Lisa Koops, Case Western Reserve University – Parenting Musically

There’s no one right way to parent musically.

Lisa Koops, professor of music education at Case Western Reserve University, explores the various methods families choose to make music meaningful to them.

Lisa Huisman Koops, Ph.D., professor of music education at Case Western Reserve University, specializes in early childhood music, elementary general music, and world music education. Her research focuses on the vital role of the family in optimizing early childhood music development and education; additional research interests include the interplay of enjoyment and agency in children’s music making; international models for children’s music education with a focus on The Gambia, West Africa; and inclusionary models of early childhood music education for children with disabilities. She holds a Bachelor of Music Education from Calvin College (Grand Rapids, Michigan) and Master of Music and Doctor of Philosophy degrees in Music Education from Michigan State University (East Lansing, Michigan). Koops has taught general music in Zeeland (Michigan) Public Schools as well as early childhood music at Michigan State University’s Community Music School; she currently teaches early childhood music classes at The Music Settlement in Cleveland.

Koops is a member of the editorial board of the Journal of Research in Music Education, the International Journal of Music in Early Childhood, and Contributions to Music Education. She has presented research in the fields of music education, ethnomusicology, and liturgical music. She is the author of Parenting Musically (Oxford, 2020) and has published articles in Journal of Research in Music Education, Music Education Research, Research Studies in Music Education, Journal of Music Teacher Education, Early Childhood Education Journal, Contributions to Music Education, Perspectives: the  Journal of the Music and Movement Association, Music Educators Journal, General Music Today, TRIAD, Audie, and The Hymn.  Koops has also contributed chapters to the Oxford Handbook of Children’s Music Cultures (Oxford, 2012), Learning from Young Children: Research in Early Childhood Music (Rowman & Littlefield Education, 2011), and Early Childhood Music: Contexts and Perspectives (Springer Publishing, 2019). Koops serves as the chair-elect of the Early Childhood Special Research Interest Group (SRIG) of NAfME (National Association for Music Education).

Koop is the recipient of a GRAMMY Museum Foundation Grant for her research on musical parenting (2017), two ACES+ grants (2013, 2017), UCITE Nord Grant (2012), a Glennan Fellowship (2008), a Worldwide Learning Environment grant (2008), and two W. P. Jones Presidential Faculty Development awards (2010, 2012) at Case Western Reserve University. She won an “Excellence in Teaching” citation from Michigan State University (2006) and has been a nominee for the CWRU Wittke Award for Excellence in Undergraduate Teaching, the John S. Diekhoff Award for Distinguished Graduate Mentoring, the John S. Diekhoff Award for Distinguished Graduate Teaching, and the Outstanding Faculty Advocate Award (CWRU Educational Services for Students Office). Koops served as a consultant for The Cleveland Orchestra’s “Musical Neighborhoods” 3-year early childhood music initiative funded by PNC Bank’s Grow Up Great program and conducts workshops for early childhood and elementary teachers. Koops maintains the website as a  means to applying research on early childhood music teaching and learning for parents and early childhood teachers.

Parenting Musically


There is not just one right way to approach the tasks of musical parenting and parenting musically.

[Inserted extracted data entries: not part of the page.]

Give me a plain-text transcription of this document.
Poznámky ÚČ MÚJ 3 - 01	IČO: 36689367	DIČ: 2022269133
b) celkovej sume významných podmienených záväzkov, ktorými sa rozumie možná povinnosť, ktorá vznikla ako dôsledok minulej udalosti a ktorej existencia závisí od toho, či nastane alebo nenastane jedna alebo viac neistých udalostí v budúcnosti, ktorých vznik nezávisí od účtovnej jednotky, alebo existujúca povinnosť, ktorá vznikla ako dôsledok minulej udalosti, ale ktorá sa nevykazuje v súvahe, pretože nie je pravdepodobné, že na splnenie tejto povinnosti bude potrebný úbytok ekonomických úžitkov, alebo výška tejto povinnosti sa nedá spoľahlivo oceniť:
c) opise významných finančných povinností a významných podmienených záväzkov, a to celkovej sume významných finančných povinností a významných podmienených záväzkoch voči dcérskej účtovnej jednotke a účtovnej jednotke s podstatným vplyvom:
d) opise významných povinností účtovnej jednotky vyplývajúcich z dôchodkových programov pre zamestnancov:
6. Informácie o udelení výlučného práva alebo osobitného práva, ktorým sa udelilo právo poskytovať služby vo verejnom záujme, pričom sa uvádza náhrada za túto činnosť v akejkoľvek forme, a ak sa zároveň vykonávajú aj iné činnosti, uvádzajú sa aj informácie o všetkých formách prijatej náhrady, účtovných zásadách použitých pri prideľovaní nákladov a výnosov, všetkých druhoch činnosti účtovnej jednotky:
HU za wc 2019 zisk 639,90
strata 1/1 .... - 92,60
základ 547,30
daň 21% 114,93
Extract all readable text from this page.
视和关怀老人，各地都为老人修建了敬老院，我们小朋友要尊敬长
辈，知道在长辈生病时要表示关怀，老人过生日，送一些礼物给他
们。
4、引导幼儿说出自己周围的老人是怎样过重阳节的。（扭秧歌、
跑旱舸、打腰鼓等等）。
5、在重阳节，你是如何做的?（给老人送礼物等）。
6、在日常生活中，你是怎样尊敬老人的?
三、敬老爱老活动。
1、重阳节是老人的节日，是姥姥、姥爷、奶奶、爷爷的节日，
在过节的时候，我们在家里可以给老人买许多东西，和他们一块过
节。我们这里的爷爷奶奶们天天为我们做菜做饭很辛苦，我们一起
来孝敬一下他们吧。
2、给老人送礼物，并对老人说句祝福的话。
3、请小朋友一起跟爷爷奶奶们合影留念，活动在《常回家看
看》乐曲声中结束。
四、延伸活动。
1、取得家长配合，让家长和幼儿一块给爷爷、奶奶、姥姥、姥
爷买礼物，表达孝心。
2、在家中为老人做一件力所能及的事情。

In a recent research project, I spent a year documenting the role of music in the everyday lives of eight families in my region. They represented multiple layers of diversity, including racial, religious, citizenship and socioeconomic status—and musical background.

Perhaps the most important finding of my study was not one particular approach or key that will help guarantee families get more of music and use music to improve their lives.

What was most important was seeing the array of approaches that worked for study participants and recognizing the myth that there is a universal approach to parenting musical. Finding ways to make music meaningful as a family is what counts most, and each family did that in their own unique way.

Several participants treated music not as a one-time experience in parenting, but as part of “long-game” approach to build relationships with their children. This strategy is one that music educators, classroom teachers, and community members can keep in mind when designing, coordinating, and delivering musical opportunities for children and families.

If our end goal is to open children to the possibilities of music, cultivate a love and enjoyment for music that can last their entire lives—and provide a rich and varied musical environment in which they can participate and thrive — parents have the power to shape meaningful experiences at the family level and at their local schools, also contributing to the broader national discussion.